Now all of this is not just based on one researcher’s report. Other cyber security firms like Check Point have found that the app has backdoors (ways for someone to remotely access the app and potentially your phone) and many more security flaws. It has in fact, actually been called as a “spyware” which is not a name that should be associated with a basic video sharing app.
Others have gone on to say that TikTok has a “philosophy focused on constant capture of all kinds of user data” and that “these issues are not mistakes or carelessness but are by design”.
To add to all this, the cherry on top is that TikTok has on several occasions been accused of censoring content that was seen as harmful towards the Chinese government. Of course, TikTok has denied that it does such actions and that the reported incident was a mistake.
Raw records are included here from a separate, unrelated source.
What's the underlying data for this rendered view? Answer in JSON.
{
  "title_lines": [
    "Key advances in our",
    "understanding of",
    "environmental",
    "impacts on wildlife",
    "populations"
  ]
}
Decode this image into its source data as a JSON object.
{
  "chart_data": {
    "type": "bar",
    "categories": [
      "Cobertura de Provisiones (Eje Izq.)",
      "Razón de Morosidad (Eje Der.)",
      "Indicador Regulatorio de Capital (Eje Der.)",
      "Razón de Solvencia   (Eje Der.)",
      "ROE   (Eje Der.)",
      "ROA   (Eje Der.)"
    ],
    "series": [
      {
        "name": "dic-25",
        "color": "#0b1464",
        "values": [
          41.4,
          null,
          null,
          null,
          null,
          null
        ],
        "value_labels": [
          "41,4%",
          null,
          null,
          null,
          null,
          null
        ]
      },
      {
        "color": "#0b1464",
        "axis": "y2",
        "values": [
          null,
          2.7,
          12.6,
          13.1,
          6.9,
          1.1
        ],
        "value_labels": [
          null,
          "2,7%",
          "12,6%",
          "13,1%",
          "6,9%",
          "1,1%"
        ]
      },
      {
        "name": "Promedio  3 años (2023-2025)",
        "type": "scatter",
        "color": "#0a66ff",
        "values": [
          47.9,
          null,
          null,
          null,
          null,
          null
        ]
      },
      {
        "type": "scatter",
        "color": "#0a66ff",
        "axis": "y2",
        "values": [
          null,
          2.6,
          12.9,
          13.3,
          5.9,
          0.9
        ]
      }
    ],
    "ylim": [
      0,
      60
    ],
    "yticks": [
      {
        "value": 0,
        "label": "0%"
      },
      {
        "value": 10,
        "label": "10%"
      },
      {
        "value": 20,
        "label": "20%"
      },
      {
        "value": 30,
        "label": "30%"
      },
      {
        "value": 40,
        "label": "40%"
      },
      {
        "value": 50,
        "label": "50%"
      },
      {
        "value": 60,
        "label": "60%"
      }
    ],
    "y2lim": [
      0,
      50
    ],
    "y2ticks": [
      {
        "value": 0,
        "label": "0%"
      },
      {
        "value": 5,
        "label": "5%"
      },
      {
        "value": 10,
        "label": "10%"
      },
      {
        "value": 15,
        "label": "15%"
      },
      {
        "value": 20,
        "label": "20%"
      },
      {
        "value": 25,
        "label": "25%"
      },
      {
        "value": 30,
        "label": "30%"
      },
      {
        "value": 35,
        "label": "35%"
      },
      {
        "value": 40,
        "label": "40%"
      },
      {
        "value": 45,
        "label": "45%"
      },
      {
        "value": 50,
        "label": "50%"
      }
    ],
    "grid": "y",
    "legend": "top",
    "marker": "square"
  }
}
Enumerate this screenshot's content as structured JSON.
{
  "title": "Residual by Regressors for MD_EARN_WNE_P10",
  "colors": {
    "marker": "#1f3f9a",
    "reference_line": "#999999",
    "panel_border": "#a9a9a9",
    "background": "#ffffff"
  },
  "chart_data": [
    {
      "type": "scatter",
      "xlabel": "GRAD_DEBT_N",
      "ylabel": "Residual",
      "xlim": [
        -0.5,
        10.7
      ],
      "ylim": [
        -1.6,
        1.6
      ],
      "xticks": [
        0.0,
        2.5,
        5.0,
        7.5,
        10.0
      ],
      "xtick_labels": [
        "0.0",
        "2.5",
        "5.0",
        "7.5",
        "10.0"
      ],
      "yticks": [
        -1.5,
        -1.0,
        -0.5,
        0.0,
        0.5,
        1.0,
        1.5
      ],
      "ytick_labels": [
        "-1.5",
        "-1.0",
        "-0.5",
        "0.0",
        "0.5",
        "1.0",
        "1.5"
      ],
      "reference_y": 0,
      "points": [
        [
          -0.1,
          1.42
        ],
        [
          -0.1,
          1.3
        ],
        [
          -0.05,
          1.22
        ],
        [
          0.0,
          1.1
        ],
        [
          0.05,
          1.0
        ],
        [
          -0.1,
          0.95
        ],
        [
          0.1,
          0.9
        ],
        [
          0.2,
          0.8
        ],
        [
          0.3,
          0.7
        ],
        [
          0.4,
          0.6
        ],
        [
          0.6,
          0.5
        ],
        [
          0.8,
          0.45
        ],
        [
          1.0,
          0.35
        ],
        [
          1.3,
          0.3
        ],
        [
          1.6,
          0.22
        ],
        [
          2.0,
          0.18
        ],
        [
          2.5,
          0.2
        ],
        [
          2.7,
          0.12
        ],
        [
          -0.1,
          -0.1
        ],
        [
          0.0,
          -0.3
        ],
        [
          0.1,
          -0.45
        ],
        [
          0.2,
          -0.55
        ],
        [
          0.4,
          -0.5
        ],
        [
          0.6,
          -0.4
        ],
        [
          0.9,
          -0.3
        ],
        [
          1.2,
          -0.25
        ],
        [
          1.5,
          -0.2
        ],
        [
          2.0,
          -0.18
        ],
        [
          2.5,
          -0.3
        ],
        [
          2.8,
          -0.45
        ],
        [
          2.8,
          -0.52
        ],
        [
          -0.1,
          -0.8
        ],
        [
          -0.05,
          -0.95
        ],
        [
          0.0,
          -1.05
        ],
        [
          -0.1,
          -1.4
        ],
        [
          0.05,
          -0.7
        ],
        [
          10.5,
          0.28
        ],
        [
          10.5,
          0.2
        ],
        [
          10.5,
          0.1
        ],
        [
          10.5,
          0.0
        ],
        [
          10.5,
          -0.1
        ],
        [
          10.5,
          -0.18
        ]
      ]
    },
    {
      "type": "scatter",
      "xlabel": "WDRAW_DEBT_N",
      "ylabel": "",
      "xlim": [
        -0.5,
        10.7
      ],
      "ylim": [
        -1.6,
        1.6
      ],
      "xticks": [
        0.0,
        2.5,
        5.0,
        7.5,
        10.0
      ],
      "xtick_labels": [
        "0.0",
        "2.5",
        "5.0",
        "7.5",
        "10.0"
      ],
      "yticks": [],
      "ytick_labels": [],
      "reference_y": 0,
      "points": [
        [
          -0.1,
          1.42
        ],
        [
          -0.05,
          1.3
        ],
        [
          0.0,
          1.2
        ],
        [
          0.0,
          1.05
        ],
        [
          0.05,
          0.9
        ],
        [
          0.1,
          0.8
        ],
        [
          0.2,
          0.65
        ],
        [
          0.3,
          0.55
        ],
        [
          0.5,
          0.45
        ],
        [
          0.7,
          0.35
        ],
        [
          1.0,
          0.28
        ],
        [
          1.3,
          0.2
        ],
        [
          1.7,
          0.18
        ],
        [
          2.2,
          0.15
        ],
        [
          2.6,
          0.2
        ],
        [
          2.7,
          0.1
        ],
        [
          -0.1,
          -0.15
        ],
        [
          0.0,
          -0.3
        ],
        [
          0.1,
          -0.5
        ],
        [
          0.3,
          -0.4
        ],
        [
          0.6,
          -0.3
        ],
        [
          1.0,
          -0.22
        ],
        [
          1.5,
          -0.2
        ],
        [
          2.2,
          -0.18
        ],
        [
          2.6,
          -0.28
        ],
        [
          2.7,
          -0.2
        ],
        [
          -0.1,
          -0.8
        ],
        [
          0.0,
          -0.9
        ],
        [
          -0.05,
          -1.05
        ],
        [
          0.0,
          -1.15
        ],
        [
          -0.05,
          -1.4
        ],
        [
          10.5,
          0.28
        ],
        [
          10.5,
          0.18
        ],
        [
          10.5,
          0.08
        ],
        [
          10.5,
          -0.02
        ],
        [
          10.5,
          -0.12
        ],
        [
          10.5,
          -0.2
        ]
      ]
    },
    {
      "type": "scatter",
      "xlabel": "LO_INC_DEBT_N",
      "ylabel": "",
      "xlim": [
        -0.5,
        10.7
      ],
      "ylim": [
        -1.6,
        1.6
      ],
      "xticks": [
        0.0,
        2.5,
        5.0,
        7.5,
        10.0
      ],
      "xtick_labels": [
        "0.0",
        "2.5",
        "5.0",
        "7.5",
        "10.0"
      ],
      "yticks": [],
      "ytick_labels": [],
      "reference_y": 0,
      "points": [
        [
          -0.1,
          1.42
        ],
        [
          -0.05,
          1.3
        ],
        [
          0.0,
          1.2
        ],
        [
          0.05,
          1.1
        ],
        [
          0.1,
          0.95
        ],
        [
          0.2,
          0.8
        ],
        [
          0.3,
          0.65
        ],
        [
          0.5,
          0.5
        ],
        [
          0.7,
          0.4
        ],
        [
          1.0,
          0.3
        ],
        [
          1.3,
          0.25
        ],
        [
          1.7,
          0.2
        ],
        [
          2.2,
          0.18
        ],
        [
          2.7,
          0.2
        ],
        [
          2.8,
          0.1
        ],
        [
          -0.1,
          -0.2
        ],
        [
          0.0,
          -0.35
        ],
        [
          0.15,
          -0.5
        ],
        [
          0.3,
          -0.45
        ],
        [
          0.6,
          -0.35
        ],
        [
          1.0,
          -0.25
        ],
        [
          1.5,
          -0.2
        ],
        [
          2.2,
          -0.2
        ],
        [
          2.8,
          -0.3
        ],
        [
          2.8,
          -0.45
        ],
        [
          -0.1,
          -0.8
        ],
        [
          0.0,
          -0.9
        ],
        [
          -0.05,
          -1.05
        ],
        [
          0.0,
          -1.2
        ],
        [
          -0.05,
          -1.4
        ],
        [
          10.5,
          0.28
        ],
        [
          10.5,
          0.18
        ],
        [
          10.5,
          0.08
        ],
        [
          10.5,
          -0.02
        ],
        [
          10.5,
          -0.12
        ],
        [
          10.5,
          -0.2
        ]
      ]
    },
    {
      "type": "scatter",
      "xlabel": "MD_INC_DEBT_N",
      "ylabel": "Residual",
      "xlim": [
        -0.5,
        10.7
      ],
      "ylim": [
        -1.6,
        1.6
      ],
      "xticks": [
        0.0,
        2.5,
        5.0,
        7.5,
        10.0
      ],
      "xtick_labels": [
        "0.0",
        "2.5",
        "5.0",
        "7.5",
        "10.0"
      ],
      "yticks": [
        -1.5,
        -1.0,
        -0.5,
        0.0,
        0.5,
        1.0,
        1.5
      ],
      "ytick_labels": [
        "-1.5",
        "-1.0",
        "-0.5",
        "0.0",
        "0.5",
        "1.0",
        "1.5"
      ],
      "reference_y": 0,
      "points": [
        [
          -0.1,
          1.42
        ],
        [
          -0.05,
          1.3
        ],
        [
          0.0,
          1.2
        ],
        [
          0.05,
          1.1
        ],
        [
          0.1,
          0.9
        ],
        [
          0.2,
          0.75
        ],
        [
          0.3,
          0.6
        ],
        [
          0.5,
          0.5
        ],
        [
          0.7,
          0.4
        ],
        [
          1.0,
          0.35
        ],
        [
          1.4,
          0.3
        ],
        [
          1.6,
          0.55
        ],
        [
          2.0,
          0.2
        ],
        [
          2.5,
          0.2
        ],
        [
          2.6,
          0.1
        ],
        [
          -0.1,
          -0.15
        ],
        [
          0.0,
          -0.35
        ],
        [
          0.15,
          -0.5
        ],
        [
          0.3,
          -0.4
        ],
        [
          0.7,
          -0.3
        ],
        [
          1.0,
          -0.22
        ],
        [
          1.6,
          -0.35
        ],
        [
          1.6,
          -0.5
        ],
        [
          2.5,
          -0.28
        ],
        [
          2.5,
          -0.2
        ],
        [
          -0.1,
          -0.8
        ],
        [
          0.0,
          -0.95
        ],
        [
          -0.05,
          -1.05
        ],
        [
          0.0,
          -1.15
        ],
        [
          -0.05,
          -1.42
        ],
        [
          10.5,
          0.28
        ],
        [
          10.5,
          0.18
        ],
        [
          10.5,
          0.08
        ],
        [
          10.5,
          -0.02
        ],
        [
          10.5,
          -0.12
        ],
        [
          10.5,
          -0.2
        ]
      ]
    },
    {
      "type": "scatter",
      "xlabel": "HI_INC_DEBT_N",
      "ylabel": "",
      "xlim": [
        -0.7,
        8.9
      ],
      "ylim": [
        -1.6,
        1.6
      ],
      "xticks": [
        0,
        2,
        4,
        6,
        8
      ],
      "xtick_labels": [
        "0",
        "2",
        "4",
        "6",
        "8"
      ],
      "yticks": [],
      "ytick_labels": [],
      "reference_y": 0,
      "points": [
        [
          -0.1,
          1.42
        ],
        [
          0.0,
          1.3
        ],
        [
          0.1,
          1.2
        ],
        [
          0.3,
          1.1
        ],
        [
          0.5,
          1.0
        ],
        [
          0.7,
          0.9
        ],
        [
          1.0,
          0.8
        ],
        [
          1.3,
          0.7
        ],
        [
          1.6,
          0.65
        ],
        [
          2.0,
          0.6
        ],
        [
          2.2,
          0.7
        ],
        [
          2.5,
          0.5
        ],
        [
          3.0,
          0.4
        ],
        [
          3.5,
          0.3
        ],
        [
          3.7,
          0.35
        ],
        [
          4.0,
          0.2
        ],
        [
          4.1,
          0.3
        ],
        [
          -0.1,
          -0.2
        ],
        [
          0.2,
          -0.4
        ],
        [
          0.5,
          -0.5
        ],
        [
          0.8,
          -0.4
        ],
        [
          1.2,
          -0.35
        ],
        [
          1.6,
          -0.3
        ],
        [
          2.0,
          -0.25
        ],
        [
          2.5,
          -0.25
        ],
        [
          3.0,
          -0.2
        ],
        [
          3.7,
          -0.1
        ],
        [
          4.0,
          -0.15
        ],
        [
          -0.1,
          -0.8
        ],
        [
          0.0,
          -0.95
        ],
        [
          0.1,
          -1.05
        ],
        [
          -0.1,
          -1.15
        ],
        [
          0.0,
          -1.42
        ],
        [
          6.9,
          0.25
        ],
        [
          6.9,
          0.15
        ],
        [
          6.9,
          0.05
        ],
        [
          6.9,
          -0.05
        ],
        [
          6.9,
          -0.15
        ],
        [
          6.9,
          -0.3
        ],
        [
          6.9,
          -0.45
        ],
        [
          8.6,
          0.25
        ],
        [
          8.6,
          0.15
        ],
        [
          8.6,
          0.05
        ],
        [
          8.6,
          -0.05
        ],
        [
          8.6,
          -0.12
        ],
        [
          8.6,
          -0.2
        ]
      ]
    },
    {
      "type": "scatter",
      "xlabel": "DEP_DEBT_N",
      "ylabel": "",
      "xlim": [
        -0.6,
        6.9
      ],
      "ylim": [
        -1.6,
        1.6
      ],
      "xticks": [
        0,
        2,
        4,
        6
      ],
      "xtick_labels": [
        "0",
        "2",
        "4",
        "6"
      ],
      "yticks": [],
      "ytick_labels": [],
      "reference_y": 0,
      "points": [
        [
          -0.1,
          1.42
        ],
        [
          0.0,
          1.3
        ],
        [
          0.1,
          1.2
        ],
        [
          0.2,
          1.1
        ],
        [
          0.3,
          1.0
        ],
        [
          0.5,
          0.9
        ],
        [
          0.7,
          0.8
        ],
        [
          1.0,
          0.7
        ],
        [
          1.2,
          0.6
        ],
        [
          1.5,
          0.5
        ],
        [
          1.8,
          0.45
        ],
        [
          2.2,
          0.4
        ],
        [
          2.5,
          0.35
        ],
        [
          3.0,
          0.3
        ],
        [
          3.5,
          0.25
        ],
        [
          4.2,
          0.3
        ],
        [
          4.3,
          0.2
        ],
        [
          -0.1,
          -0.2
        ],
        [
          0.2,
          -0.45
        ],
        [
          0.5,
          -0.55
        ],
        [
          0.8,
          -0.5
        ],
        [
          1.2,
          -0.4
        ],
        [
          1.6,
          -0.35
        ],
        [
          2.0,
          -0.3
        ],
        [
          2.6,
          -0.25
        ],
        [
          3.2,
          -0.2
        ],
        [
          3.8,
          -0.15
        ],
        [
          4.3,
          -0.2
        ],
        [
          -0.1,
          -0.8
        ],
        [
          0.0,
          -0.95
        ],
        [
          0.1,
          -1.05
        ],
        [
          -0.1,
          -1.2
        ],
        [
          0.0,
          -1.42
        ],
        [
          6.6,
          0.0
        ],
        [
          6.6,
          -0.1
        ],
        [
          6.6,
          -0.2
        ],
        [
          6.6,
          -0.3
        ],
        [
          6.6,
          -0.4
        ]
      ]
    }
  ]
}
Now all of this is not gossip or rumors, the sources for this article include, Business Insider stories, articles on Forbes and the New York times among a few others. So, it’s generally safe to say that what is going on is a lot more complicated that a mere conspiracy. In fact, the dangers of this app are so notable that India has banned the app completely along with several other Chinese apps over security and privacy concerns and the US armed forces personal have also been asked not to have the app installed. This is ahead of the US contemplating whether to ban the app completely.
All of this goes towards wondering how much of your privacy and personal details you are willing to risk in order to make your next dance video for social media. While other social media apps have not been saints by any measure TikTok is making them all seem like role model apps. So, what does this mean to an individual? Well, it seems that unless you are someone who’s phone has a lot of sensitive information, as it would be the case if you used your phone for a lot important work related matters, it wouldn’t be too bad to have the app installed. However, some experts fear that the bigger threat of TikTok would not be to the individual but at a national level.
This sort of a scandal also goes to show how much we expose are selves without ever realizing it when we simply sign up for a new trending app, and how much we depend on others like Apple or Android to keep us safe, because if it was not for features like in the iOS update, normal users like you and I would have no way of knowing when some app is taking advantage of us.